Dangerous Ideas: 3 Ways to Power Innovation and Risk-Taking

Filed Under Innovation

business handstand
Arwen Petty

December 6, 2013

Everybody likes to talk about how innovation is driven by taking calculated risks, being open to change, and fostering a culture that promotes ideation and disruption. All true — but in practice, most companies only circle around the notion of following through with this stuff. Politics and red tape, and more than that, fear, still wear the crown of influence over the creation of executable strategies.

Here are 3 ways to power innovation using risky thinking — for real this time.

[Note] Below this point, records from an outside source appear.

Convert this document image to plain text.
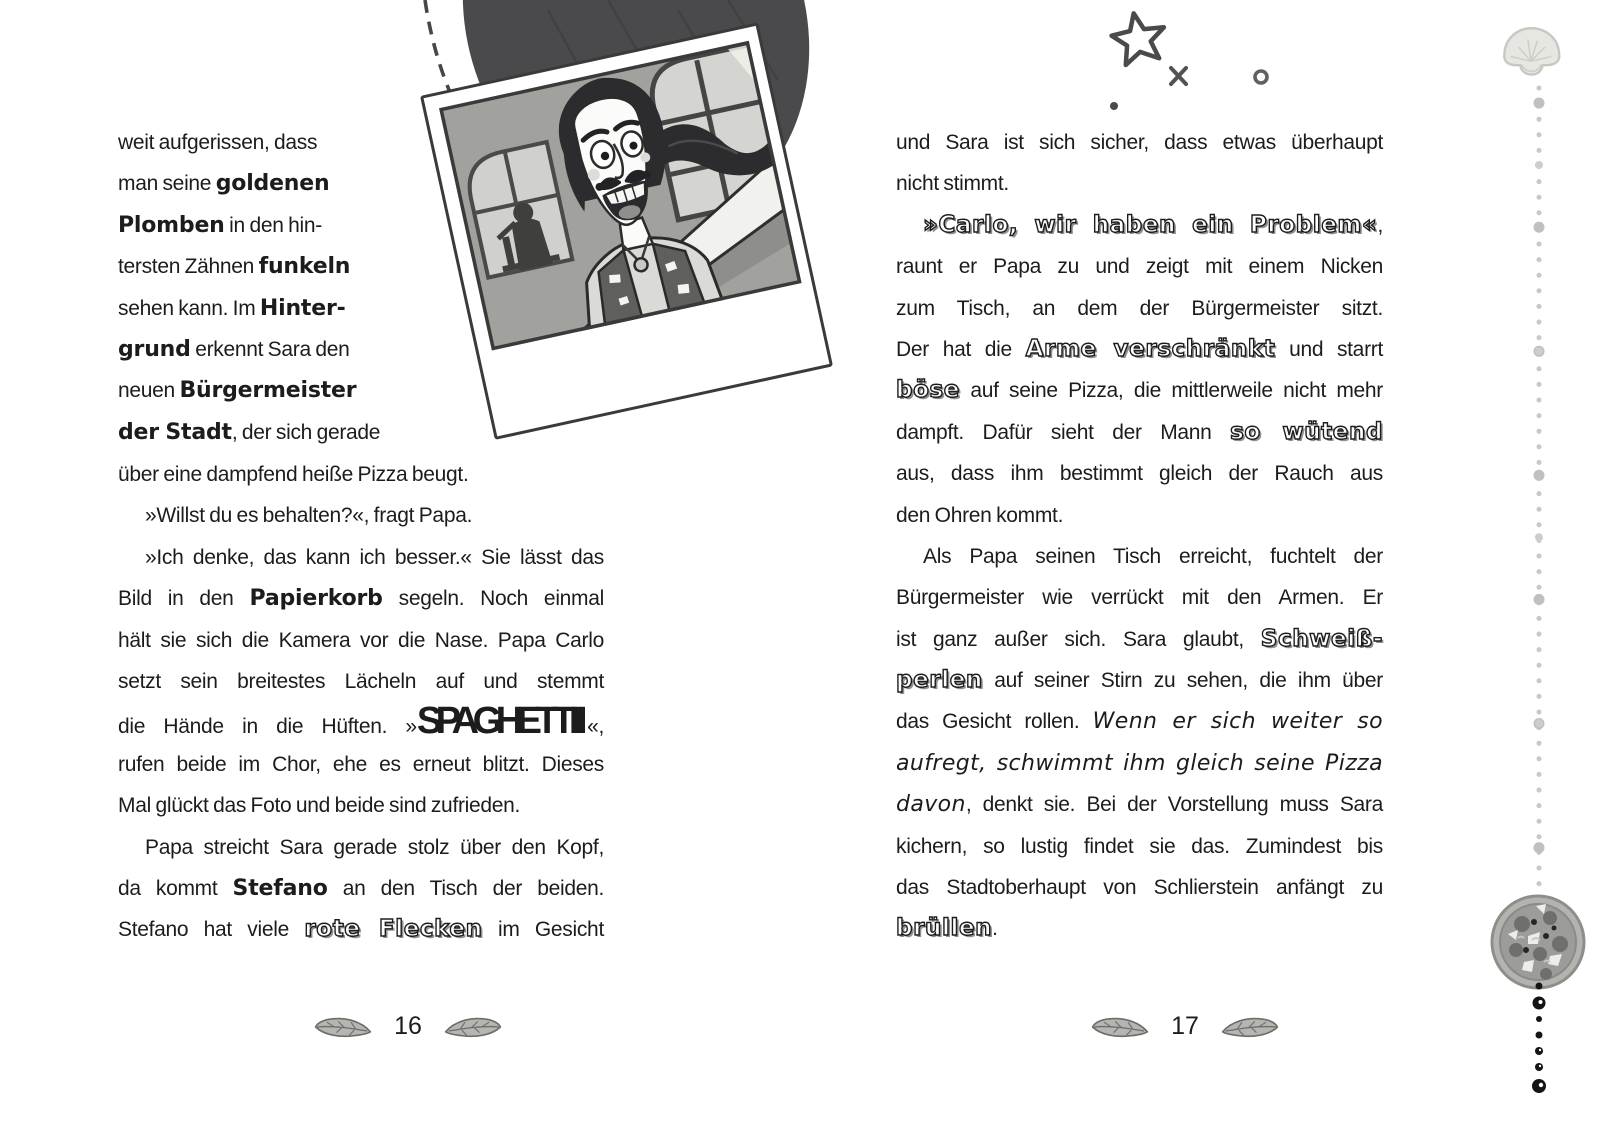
weit aufgerissen, dass
man seine goldenen
Plomben in den hin-
tersten Zähnen funkeln
sehen kann. Im Hinter-
grund erkennt Sara den
neuen Bürgermeister
der Stadt, der sich gerade
über eine dampfend heiße Pizza beugt.
»Willst du es behalten?«, fragt Papa.
»Ich denke, das kann ich besser.« Sie lässt das
Bild in den Papierkorb segeln. Noch einmal
hält sie sich die Kamera vor die Nase. Papa Carlo
setzt sein breitestes Lächeln auf und stemmt
die Hände in die Hüften. »SPAGHETTIII «,
rufen beide im Chor, ehe es erneut blitzt. Dieses
Mal glückt das Foto und beide sind zufrieden.
Papa streicht Sara gerade stolz über den Kopf,
da kommt Stefano an den Tisch der beiden.
Stefano hat viele rote Flecken im Gesicht
und Sara ist sich sicher, dass etwas überhaupt
nicht stimmt.
»Carlo, wir haben ein Problem«,
raunt er Papa zu und zeigt mit einem Nicken
zum Tisch, an dem der Bürgermeister sitzt.
Der hat die Arme verschränkt und starrt
böse auf seine Pizza, die mittlerweile nicht mehr
dampft. Dafür sieht der Mann so wütend
aus, dass ihm bestimmt gleich der Rauch aus
den Ohren kommt.
Als Papa seinen Tisch erreicht, fuchtelt der
Bürgermeister wie verrückt mit den Armen. Er
ist ganz außer sich. Sara glaubt, Schweiß-
perlen auf seiner Stirn zu sehen, die ihm über
das Gesicht rollen. Wenn er sich weiter so
aufregt, schwimmt ihm gleich seine Pizza
davon, denkt sie. Bei der Vorstellung muss Sara
kichern, so lustig findet sie das. Zumindest bis
das Stadtoberhaupt von Schlierstein anfängt zu
brüllen.
16	17
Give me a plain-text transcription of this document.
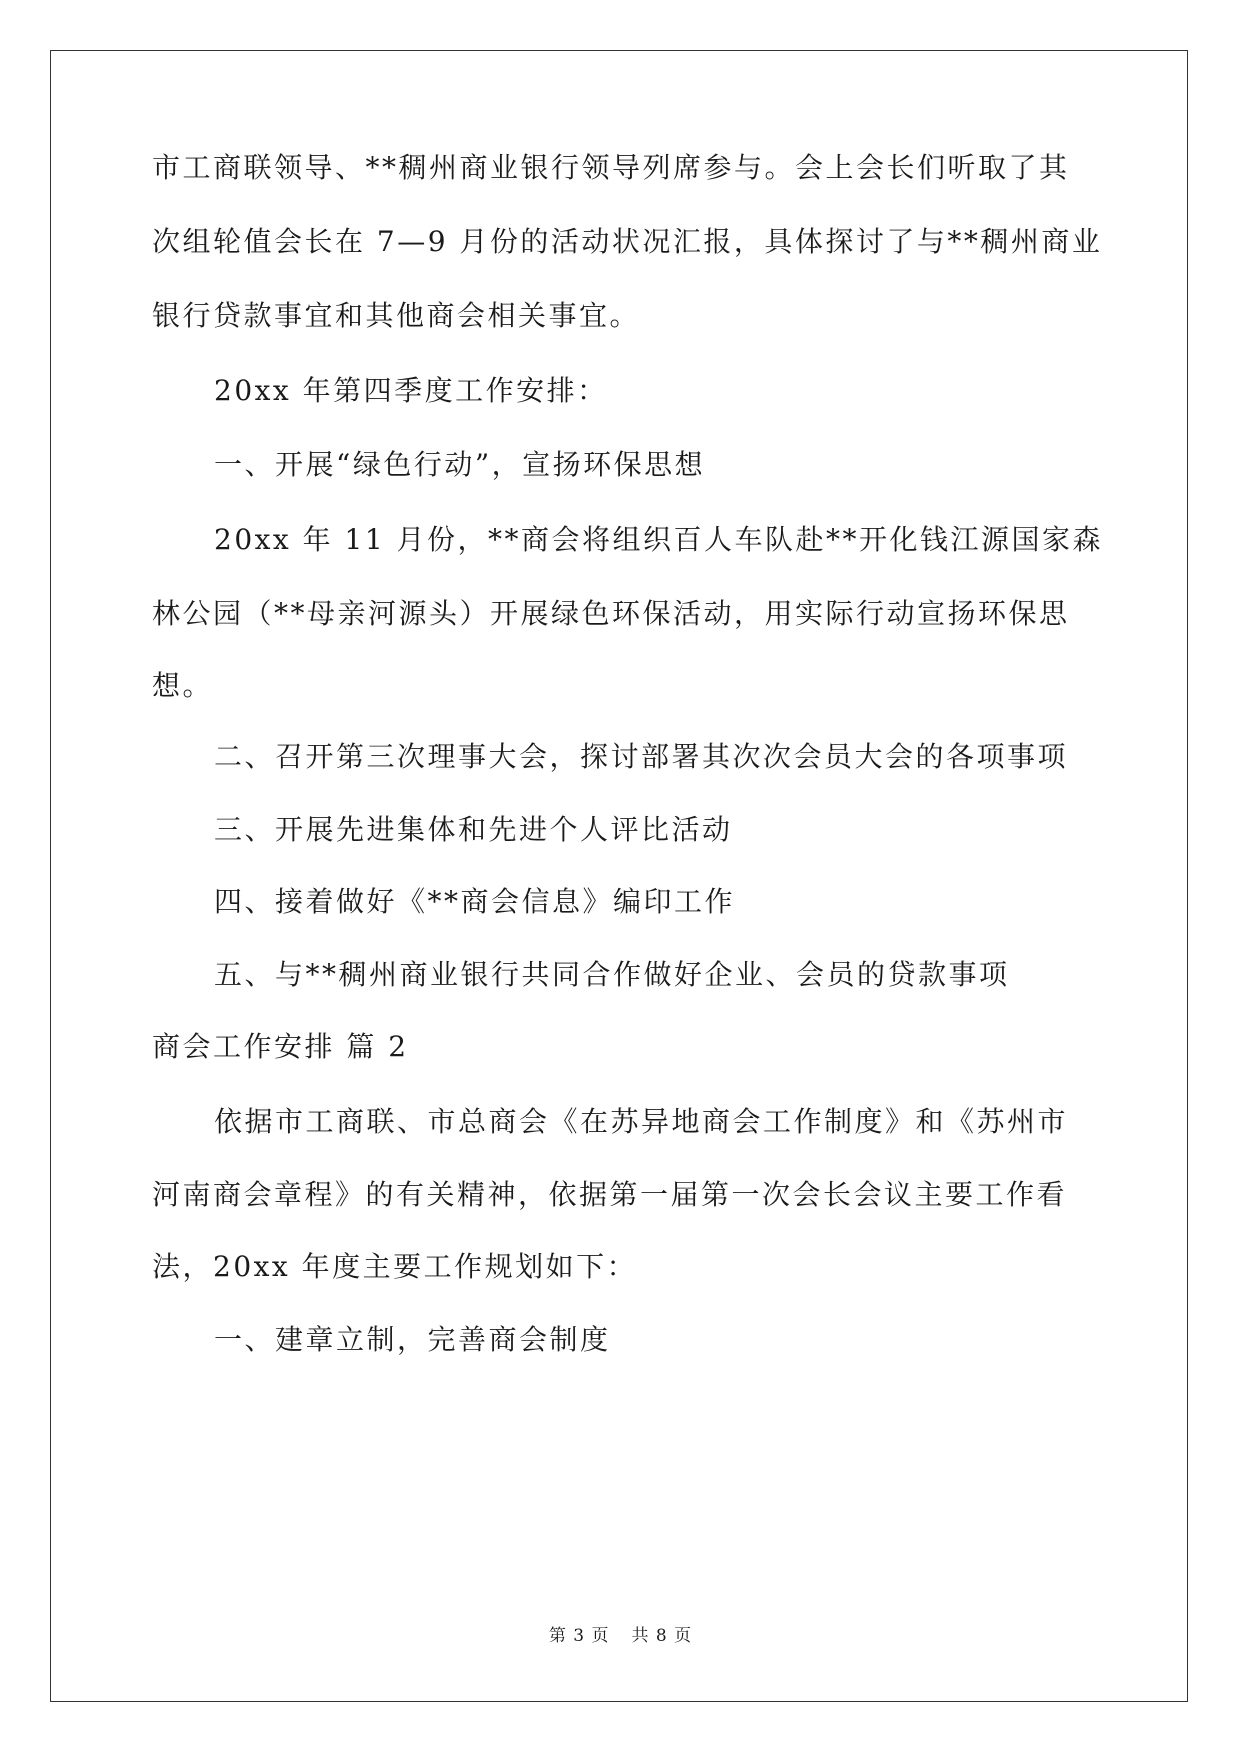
市工商联领导、**稠州商业银行领导列席参与。会上会长们听取了其
次组轮值会长在 7—9 月份的活动状况汇报，具体探讨了与**稠州商业
银行贷款事宜和其他商会相关事宜。
20xx 年第四季度工作安排：
一、开展“绿色行动”，宣扬环保思想
20xx 年 11 月份，**商会将组织百人车队赴**开化钱江源国家森
林公园（**母亲河源头）开展绿色环保活动，用实际行动宣扬环保思
想。
二、召开第三次理事大会，探讨部署其次次会员大会的各项事项
三、开展先进集体和先进个人评比活动
四、接着做好《**商会信息》编印工作
五、与**稠州商业银行共同合作做好企业、会员的贷款事项
商会工作安排 篇 2
依据市工商联、市总商会《在苏异地商会工作制度》和《苏州市
河南商会章程》的有关精神，依据第一届第一次会长会议主要工作看
法，20xx 年度主要工作规划如下：
一、建章立制，完善商会制度
第 3 页 共 8 页
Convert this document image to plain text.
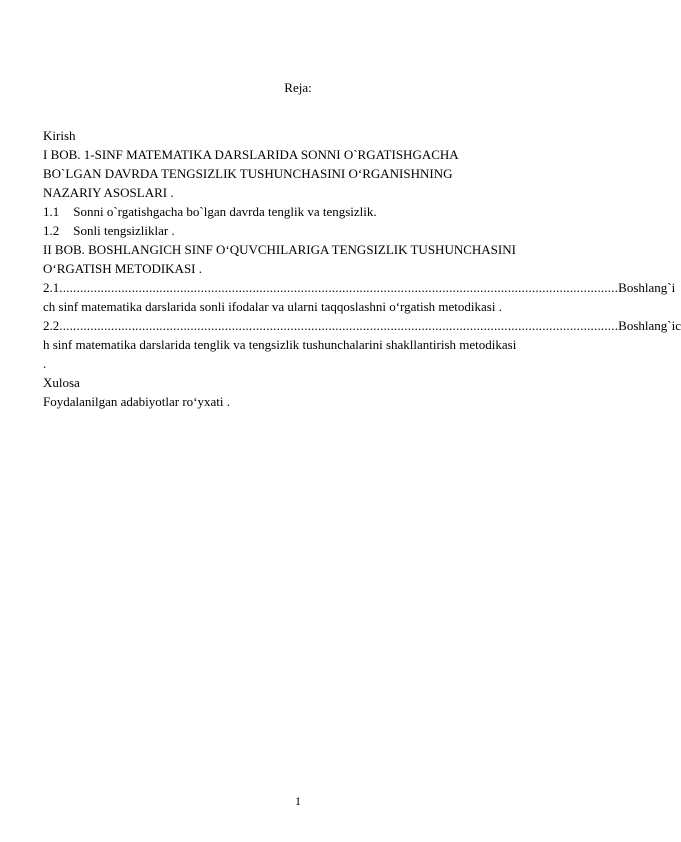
Reja:
Kirish
I BOB. 1-SINF MATEMATIKA DARSLARIDA SONNI O`RGATISHGACHA
BO`LGAN DAVRDA TENGSIZLIK TUSHUNCHASINI O‘RGANISHNING
NAZARIY ASOSLARI .
1.1 Sonni o`rgatishgacha bo`lgan davrda tenglik va tengsizlik.
1.2 Sonli tengsizliklar .
II BOB. BOSHLANGICH SINF O‘QUVCHILARIGA TENGSIZLIK TUSHUNCHASINI
O‘RGATISH METODIKASI .
2.1 .................................................................................................................................................................. Boshlang`i
ch sinf matematika darslarida sonli ifodalar va ularni taqqoslashni o‘rgatish metodikasi .
2.2 .................................................................................................................................................................. Boshlang`ic
h sinf matematika darslarida tenglik va tengsizlik tushunchalarini shakllantirish metodikasi
.
Xulosa
Foydalanilgan adabiyotlar ro‘yxati .
1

1. Have Faith in Transparency

Secrets, secrets, are no fun. Secrets, secrets… will hurt your company’s ability to aggressively innovate. So will hidden agendas, calculated communications, and honoring complacence over a few ruffled feathers. Throw these things out the window, and get comfortable with exposure, honesty, and reality. You can’t truly promote a culture of fearlessness amongst your employees if they’re never sure what’s okay to say, okay to do, okay to think, or if they don’t ever know what’s really going on with the state of their teams and the organization as a whole. Nothing kills innovation faster than doubt, much like nothing shatters collaboration quicker than closed-door discussions. Fostering transparency is a vital first step to driving truly bold thinking.

2. Set (Some) Parameters

To be clear, risk is not equal to “ridiculous.” A lot of the time, demanding that someone think outside of the box does one of two things: causes brain-freeze, because being forced into creativity can be extremely stifling; or, causes people to go way, way too far — like in the ’50s, when people thought it was okay to put jello and shrimp together in the same dish, and then it actually became trendy to do so. Equally as important is not letting desired outcomes be dictators of ideation, which can prompt the swift crushing of bold concepts if they don’t seem to fit with what you want. In other words, don’t approve pate-and-cherry salad, but moreover, never design boundaries so strict that ideators have no choice but to uphold the status quo.

Reward the Brave

This is essential. It’s basically providing validation and reinforcement that, not only is risky thinking allowed, it’s encouraged and appreciated. And remember, the small stuff counts, too. Says Forbes’ Christa Carone, “When shaking up the status quo at a conservative company, it’s necessary to start by celebrating small moments and simple out-of-the-box gestures.” For example, she says, “After the Digital Content NewFronts this year I received a personal note from a digital agency executive who sent me a recap of highlights by email. The note was thoughtful and informative and stood out among the barrage of emails that clutter my inbox every day. By following the content I curate on Twitter, he had figured out pain points and touch points that are defining our marketing strategy. Then, he took the time to craft highlights that would be interesting to me. He earned some credibility, asked for an opportunity to pitch and got it.” Encourage any level of innovation; you never know what good could come of it.